Monitor if isobuilders systems are running fine
We experienced times where our isobuilders were slowly getting all down when a branch was triggering the OOM during its build.
We should use our monitoring system to check using systemd and/or anything else if the isobuilders systems are running fine, so that we know if we have to restart them or their jenkins-slave service.
- Status changed from Confirmed to In Progress
- Assignee changed from bertagaz to intrigeri
- % Done changed from 0 to 50
- QA Check set to Ready for QA
- Feature Branch set to puppet-tails:feature/11858-monitor-systemd
pynagsystemd sounds like a good candidate. I'll give a try to this one.
I've committed everything in the dedicated branch, merged it in master and deployed that. We now have a systemd check on all agents as we discussed in #13582. To test it, just find one check that will be run soon, and set one service as failing on the related host (e.g by misconfiguring and restarting it so that it does fail to start).
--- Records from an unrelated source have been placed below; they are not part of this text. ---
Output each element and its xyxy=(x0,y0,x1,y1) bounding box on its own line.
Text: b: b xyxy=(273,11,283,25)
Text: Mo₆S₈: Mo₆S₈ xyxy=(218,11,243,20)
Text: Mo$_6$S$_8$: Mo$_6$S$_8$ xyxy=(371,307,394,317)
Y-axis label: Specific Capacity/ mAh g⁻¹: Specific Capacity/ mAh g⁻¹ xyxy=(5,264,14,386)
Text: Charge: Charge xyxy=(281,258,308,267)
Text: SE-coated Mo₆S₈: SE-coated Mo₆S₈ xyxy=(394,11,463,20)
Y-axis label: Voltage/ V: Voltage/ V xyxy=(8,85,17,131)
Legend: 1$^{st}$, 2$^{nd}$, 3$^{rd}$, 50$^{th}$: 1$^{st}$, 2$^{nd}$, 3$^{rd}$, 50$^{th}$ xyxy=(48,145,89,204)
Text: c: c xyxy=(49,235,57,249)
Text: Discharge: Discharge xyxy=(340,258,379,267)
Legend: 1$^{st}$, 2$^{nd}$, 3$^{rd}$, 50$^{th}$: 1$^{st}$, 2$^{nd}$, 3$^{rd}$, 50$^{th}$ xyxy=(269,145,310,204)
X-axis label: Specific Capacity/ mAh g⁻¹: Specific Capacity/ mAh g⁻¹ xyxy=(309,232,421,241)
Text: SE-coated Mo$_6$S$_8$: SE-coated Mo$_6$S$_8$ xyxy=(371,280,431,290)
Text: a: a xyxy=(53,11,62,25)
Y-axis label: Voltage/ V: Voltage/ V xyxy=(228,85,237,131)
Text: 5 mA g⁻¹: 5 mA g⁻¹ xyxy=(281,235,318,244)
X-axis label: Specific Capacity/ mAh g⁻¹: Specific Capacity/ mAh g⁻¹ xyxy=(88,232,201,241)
Then you'll see an alert in icinga2 about this service failing.
- Assignee changed from groente to bertagaz
- QA Check changed from Ready for QA to Dev Needed
As reported by groente today, apparently this does not work for the jenkins-slave service, which is precisely the one that made us create this ticket in the first place.
Reproduced again: isotester4 was offline in Jenkins for ~1.5 days but the jenkins-slave service was seen as successfully started by systemd.
Error: Invalid or corrupt jarfile /var/run/jenkins/slave.jar. So I guess this ticket shall be blocked by a new one about making the
jenkins-slave service able to report its state reliably.